África é a natureza pujante. É um cântico à existência. É um hino à Vida.
As coisas são simples, porque são genuínas. Porque África é verdade!
O desprendimento, o desapego, a humildade, a inexistência de exigência face à vida que se detém, a alegria de simples fruição do que os dias nos concedem, são lições de vida a aprender diariamente ... nós, os que filhos da época do estrago e do desperdício, numa sociedade de consumo feroz, sempre queremos mais e em que a palavra insatisfação ocupa quase sempre o nosso quotidiano.
A paisagem repousa a alma, quando os olhos se perdem na imensidão da terra que alcançamos.
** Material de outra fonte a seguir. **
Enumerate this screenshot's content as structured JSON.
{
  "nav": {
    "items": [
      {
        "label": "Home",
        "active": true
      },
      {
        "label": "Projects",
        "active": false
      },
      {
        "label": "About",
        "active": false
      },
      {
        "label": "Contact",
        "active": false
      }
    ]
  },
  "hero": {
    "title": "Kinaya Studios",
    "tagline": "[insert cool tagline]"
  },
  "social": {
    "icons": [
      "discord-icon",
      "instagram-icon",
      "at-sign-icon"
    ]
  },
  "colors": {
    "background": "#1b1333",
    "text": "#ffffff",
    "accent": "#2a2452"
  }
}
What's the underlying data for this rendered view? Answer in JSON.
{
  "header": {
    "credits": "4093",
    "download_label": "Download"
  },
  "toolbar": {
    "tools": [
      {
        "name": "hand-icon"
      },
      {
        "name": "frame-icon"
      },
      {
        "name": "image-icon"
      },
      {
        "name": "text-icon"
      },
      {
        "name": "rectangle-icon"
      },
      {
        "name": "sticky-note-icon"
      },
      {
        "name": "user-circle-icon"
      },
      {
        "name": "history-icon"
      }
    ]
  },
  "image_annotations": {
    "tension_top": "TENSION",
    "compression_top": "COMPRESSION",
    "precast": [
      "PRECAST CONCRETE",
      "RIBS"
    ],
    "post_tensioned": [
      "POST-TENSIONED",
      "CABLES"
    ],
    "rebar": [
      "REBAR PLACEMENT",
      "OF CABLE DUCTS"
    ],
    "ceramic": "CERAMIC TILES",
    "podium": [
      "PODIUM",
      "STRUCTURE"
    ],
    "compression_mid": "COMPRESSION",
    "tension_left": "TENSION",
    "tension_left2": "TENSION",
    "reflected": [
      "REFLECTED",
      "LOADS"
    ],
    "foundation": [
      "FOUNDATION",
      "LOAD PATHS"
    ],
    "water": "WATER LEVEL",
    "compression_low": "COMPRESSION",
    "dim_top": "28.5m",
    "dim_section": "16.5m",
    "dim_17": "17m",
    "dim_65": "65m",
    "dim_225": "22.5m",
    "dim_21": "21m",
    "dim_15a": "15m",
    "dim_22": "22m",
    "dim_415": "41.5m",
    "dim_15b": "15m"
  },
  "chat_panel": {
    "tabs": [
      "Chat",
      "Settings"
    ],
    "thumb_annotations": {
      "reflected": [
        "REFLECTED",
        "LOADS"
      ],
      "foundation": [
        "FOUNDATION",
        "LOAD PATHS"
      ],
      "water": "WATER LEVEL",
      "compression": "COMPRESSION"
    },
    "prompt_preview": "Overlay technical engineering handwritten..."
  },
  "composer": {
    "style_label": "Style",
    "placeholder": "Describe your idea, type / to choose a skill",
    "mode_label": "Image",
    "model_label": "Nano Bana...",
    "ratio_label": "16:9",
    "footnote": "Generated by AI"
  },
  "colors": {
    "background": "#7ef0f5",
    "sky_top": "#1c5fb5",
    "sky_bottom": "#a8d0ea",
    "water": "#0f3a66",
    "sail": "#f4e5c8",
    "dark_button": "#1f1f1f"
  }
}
As acácias erguem-se garbosamente solitárias contra o céu. Os animais, das aves aos répteis e a todos os outros que povoam o território, convivem no respeito pelas leis da sobrevivência. Matam p´ra comer, acordam ainda os alvores do dia se não prenunciam, dormem sestas nas sombras abençoadas ou pastoreiam sem descanso nas planuras a perder de vista.
As hierarquias são respeitadas, os clãs definidos, as relações familiares inquestionáveis. A protecção aos mais fracos e vulneráveis, aos mais jovens e inexperientes, e aos doentes ou incapacitados, são garantidas pelos grupos, liderados pelos machos alfa ou pelos anciãos respeitáveis.
Os cheiros da terra, do capim seco, as árvores esquálidas e esfíngicas em recorte na paisagem, os pôres e nasceres de sol na fogueira laranja do alvorecer ou na mornidão da dormência da tarde, com a sua magia ímpar transportam consigo uma energia primordial de útero materno.
Não é à toa que, cientificamente, a "terra natal" do Homem moderno parece coincidir com a região a sul do Zambeze ( norte do Botsuana ), área de salinas que albergou um imenso lago, o qual pode ter sido o nosso lar ancestral, há duzentos mil anos ...
Tudo é autêntico em África. As etnias respeitam as origens, continuam vivendo nas normas e costumes. A pobreza é avassaladora, a alegria também.
O calor abrasador não impede os jogos e as brincadeiras das crianças descalças, no chão de terra batida, em convívio pleno com os animais que ciscam em coabitação. O ranho desce-lhes à boca, as roupas já sem cor definida, às vezes desajustadas no tamanho, quase sempre com rasgões e buracos alegram-lhes os dias. A escola vive-se na tribo, ensinada pelo mais letrado da aldeia, aprendida nos bancos de madeira, debaixo da acácia que sombreia ...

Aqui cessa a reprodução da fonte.